Today, over 100 years since the last Liberal Government started the process of reform of the House of Lords, a bill has been published to finally remove the last hereditary peers from Parliament and to make the Lords a body of mostly elected members, see House of Lords Reform Bill.  In doing this the Liberal Democrats are not only making good on our Manifesto commitment but also fulfilling our long cherished ambition to make Parliament more democratic.

No one is pretending that Lords Reform is the most pressing problem facing the nation or that the House of Lords is not performing the role it should with its present membership.  What this is about is making the Parliament more representative of the population.

Currently, there are over 370 members of the House of Lords over 70 and it has 4 times more members over 90 than under 40.  It is not only in age that the current House of Lords is unrepresentative, nearly 4/5 are male and 1/3 are from London or the South East, 25% are former MPs, 92 Hereditary peers & 26 Bishops also are members.  In 2012 only Lesotho has hereditary politicians and Iran the only country that retain clerics in its legislature.

The new system would provide for the election of 360 members of a reformed House, elected in three groups of 120, for a single 15 year term.  The elections would be on a similar system we use to elect members of the European Parliament (i.e regionally and PR based).
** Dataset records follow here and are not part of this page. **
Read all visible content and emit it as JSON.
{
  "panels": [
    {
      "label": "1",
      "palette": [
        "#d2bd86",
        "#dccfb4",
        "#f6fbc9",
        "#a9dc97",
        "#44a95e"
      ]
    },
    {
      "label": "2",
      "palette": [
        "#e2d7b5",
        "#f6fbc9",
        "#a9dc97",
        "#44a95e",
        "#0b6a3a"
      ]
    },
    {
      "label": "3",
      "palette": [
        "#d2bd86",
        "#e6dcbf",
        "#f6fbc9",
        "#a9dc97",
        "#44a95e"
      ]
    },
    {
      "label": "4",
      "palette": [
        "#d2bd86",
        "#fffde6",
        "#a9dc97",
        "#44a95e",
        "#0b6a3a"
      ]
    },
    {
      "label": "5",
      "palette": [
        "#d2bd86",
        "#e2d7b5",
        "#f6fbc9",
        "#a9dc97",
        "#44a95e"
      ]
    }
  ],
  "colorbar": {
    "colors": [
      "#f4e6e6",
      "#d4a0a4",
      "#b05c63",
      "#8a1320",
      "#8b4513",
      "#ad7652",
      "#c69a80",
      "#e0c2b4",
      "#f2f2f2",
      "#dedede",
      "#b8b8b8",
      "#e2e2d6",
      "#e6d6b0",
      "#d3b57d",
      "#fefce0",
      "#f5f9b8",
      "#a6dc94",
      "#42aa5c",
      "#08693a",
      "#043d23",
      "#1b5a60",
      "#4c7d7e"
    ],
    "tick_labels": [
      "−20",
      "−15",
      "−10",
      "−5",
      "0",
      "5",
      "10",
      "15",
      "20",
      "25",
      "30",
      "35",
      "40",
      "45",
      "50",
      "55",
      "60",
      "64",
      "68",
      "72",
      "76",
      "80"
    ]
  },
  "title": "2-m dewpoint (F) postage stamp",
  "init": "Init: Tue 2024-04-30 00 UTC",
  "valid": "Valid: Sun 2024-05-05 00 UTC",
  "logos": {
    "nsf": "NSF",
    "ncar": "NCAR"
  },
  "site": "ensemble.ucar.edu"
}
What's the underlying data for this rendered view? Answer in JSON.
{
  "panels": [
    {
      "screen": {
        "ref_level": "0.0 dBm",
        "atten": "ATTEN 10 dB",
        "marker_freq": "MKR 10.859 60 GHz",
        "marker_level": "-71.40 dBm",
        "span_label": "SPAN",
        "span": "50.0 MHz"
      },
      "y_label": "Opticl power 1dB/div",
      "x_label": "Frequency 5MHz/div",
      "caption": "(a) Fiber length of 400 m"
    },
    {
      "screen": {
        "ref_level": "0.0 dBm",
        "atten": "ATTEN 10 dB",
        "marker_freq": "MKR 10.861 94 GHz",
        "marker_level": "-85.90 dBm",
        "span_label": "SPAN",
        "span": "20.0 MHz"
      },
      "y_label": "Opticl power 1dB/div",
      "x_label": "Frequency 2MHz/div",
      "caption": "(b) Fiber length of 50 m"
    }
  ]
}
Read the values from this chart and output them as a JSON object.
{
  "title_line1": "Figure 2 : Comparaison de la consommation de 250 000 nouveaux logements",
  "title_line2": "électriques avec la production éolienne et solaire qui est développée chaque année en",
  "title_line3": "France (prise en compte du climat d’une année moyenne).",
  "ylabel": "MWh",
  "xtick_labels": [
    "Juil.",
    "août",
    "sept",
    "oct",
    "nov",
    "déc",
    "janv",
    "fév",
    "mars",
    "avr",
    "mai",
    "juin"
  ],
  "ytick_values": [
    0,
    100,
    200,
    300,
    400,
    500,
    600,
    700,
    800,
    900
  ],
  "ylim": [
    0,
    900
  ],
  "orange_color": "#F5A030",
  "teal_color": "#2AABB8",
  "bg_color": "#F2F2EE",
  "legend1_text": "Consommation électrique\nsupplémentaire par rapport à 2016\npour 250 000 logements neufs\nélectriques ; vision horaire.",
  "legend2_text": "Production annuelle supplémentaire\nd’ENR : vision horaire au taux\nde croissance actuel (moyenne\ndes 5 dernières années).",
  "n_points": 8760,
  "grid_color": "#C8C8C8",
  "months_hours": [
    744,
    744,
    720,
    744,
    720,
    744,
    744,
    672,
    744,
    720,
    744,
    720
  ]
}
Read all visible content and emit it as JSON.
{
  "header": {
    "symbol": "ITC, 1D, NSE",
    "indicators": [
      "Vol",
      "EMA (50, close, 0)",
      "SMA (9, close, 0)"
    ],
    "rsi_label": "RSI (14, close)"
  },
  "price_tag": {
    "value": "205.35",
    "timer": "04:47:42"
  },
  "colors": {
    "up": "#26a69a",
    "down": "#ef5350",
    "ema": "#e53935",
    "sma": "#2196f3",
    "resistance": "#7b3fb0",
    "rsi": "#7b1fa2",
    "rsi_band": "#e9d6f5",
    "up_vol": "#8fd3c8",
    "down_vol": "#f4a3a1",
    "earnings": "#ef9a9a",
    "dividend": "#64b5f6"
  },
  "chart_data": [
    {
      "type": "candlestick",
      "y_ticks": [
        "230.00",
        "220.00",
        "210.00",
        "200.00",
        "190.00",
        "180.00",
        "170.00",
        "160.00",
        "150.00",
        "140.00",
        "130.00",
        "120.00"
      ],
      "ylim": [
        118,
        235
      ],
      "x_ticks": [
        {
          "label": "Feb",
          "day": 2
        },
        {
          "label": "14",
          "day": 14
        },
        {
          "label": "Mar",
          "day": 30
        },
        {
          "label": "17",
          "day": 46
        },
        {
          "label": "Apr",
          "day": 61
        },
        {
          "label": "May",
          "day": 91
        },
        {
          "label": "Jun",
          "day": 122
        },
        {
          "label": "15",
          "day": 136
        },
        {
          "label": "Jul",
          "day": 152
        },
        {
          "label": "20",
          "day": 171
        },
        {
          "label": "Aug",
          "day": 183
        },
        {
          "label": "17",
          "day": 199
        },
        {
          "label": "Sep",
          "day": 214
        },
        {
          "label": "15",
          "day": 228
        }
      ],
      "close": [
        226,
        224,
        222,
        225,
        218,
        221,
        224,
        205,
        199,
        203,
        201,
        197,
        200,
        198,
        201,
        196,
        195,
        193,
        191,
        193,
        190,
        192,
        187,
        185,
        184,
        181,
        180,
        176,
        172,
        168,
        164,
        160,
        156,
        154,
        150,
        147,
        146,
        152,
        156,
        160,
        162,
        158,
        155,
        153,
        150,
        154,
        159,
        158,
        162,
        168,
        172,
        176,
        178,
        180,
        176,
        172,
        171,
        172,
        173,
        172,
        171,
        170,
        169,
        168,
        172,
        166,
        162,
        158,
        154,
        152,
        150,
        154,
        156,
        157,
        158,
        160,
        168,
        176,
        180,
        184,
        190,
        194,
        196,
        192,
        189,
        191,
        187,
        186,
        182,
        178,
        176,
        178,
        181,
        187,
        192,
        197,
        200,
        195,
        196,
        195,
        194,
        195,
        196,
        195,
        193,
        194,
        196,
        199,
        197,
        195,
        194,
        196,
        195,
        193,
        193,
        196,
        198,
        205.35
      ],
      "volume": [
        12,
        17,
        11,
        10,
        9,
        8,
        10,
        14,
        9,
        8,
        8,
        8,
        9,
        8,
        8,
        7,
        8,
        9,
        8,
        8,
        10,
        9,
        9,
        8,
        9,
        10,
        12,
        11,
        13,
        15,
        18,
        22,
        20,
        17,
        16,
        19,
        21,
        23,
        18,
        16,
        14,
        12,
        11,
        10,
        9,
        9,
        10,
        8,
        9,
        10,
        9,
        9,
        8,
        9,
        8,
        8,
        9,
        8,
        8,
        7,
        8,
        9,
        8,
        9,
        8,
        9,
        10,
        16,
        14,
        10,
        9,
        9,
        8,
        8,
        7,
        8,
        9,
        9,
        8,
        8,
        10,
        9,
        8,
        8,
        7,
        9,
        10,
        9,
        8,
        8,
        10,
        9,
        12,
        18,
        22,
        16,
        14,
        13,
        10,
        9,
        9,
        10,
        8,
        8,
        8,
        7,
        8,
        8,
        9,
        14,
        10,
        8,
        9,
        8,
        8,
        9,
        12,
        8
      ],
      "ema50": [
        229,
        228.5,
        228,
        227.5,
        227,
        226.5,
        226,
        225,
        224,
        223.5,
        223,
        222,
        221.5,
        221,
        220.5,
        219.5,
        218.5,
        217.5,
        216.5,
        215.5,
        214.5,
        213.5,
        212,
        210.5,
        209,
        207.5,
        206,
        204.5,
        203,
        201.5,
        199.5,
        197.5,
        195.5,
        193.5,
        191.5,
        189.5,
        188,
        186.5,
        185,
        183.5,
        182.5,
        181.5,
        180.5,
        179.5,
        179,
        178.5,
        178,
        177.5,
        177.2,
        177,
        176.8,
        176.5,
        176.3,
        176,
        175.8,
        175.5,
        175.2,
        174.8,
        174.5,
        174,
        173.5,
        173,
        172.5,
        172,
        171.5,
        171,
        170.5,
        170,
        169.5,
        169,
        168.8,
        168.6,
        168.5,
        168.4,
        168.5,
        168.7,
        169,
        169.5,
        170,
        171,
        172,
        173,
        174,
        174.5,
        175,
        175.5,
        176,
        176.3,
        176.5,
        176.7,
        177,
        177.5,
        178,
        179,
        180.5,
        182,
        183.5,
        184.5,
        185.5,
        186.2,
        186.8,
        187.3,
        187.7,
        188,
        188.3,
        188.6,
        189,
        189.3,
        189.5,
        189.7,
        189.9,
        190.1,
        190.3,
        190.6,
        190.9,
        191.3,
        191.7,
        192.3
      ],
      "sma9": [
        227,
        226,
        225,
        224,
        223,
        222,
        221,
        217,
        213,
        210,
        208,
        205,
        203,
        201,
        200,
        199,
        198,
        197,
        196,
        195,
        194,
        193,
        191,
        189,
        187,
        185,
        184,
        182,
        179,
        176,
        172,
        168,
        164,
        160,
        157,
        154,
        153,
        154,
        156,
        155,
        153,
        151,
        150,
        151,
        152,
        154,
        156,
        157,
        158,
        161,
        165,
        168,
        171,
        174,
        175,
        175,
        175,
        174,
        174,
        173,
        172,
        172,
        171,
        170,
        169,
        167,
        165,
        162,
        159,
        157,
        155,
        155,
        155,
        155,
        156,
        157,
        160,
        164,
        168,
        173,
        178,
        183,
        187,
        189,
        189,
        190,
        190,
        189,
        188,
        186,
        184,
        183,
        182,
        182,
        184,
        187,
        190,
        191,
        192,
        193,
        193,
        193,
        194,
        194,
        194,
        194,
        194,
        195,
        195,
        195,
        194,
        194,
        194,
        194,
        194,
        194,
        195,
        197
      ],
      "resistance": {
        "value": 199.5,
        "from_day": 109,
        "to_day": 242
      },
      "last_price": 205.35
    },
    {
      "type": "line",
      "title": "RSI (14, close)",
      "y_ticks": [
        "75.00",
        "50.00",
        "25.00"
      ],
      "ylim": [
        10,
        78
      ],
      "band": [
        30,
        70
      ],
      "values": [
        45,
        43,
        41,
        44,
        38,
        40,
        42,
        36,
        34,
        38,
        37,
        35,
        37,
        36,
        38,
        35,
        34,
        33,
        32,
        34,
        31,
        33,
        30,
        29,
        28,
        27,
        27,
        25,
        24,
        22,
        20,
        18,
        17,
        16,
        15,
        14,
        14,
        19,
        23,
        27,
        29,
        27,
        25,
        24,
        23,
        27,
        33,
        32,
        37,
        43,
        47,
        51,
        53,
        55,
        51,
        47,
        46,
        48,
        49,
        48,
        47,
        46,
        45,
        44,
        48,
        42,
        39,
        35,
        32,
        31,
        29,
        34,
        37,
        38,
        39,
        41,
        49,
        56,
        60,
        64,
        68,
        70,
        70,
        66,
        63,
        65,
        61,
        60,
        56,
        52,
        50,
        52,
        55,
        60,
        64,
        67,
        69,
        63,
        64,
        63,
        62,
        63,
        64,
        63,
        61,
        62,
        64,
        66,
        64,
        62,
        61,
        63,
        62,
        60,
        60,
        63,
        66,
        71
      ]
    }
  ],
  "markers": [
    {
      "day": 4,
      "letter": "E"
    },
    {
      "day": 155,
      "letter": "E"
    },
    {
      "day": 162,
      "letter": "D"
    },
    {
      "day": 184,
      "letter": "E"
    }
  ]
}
There would also be 90 appointed members (again in 3 groups of 30) also for 15 years.  In addition the number of Bishops will be reduced to 12 and there will also be a number of “ministerial” appointments to allow the Government of the day to appoint ministers who are not currently Members of Parliament.

I cannot pretend that I agree with all these changes are what I would want (if we must have clerics in Parliament they should represent all religions in the country, not just one sect of one religion) but I do support this proposal and, as all three main parties had proposals for House of Lords reform in the manifestos in 2012, I hope that Labour & Conservative MPs & Lords realise that attempts to stop it being enacted will be seen for what they are, just cheap opportunist point scoring over other parties.

It has taken over 100 years to move this far on House of Lords Reform, don’t let it take any more.

Update 30/06/12

Earlier on the week I emailed our MP to ask if he would be supporting the proposals in the Bill and John Mann has confirmed that he will be.  I know he  hasn’t always agreed with Liberal Democrats in the past but it’s good to see him on board on this issue.